I guess you just really don’t want to be named the NBA’s Coach of the Year.

Avery Johnson and Sam Mitchell were each let go from their respective teams within two seasons of winning the award in 2006 and 2007 respectively.

Byron Scott followed them. At the head of a team boasting the NBA’s best point guard and powered by a young All-Star power forward, a then-menacing defensive force at center, and a deadly marksman from behind the 3-point arc, it seemed like he’d break the string of coaches forced out.

Today, we know that wasn’t the case.

On the surface, nine games into an 82-game season seems awfully soon to make such a decision. But whether it was today, next week, next month or in the offseason, Scott was basically a dead-man walking with the Hornets. After a playoff series that saw the team destroyed by an unfathomable 58 points at home and blown out in its other three losses, the team began this season by losing six of its first nine games, including losses of 17, 10, 17, 16, and 20.

Scott had to go. David West’s comments to the press on Thursday confirmed what New Orleans’ on-court play already indicated – he’d lost his team. It’s time for a new direction.

Whether its found that direction this season is yet to be determined. General Manager Jeff Bower has been handed the reins of the team, and former Hornets head coach Tim Floyd tabbed his top assistant.

Lets start with Bower, who has no head coaching experience at any level of basketball. There’s no real guessing game as to why this choice was made: with Scott gone, Bower is accountable for the “mess” he made. This is his chance to make it work or be the next to go. It’s not the first time this has happened in the NBA, and it won’t be the last. Without anything to go on, Hornets fans can only hope he proves a worthy leader that the team can rally around.
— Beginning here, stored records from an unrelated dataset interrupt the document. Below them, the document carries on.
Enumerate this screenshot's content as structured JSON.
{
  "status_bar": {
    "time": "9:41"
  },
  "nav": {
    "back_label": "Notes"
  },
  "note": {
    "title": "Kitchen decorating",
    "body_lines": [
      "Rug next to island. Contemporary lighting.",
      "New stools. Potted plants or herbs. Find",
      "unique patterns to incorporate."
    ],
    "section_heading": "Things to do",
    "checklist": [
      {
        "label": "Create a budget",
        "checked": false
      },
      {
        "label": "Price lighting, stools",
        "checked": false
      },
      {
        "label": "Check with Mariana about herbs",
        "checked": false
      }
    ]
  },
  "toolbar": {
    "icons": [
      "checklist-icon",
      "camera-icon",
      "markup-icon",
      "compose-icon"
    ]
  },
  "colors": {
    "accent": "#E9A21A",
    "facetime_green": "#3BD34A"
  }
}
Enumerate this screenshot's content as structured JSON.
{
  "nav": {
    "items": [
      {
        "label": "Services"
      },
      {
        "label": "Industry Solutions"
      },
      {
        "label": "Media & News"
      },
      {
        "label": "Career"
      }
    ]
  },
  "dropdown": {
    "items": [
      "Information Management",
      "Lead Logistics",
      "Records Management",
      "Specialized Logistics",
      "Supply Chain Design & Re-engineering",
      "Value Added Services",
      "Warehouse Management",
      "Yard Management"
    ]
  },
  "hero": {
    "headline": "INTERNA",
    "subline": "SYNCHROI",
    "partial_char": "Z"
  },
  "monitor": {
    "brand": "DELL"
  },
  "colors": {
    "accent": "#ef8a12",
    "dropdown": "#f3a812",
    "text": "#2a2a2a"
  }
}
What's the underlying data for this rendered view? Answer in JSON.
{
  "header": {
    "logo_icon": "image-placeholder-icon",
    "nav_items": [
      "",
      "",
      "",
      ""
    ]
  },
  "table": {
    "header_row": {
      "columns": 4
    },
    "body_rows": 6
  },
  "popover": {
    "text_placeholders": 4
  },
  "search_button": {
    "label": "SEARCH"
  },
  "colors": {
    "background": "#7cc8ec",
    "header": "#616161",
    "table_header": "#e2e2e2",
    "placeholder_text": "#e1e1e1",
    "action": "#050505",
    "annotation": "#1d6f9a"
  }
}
As far as Floyd, I’m probably in the minority, but I think bringing him in was a very solid maneuver. As a head coach, he’s failed miserably in the NBA – twice – and seemed a bit over his head each time. He couldn’t handle NBA egos, most notably Baron Davis.

But as an X’s and O’s guy, Floyd shines. It’s why he’s been so successful at each of his stops at the college level. West said it himself – the team won’t be so unpredictable with Floyd in the fold. And he should especially breathe some new life into a defensive gameplan that hasn’t amounted to much this season.

This is not a championship team. Bower/Floyd hope to salvage a playoff season and show the fans – not to mention Chris Paul — that there is hope in New Orleans after all. Bower’s greater challenge still comes in his chair as GM, where he must find a way to get underneath the salary cap and add a weapon or two on the wing, not to mention some desperately needed depth.

These were issues that Scott couldn’t overcome.

Cleveland coach Mike Brown is on notice. Louisiana’s state bird may no longer be on the verge of extinction, but former coach of the year winners are going the way of the dodo. these days.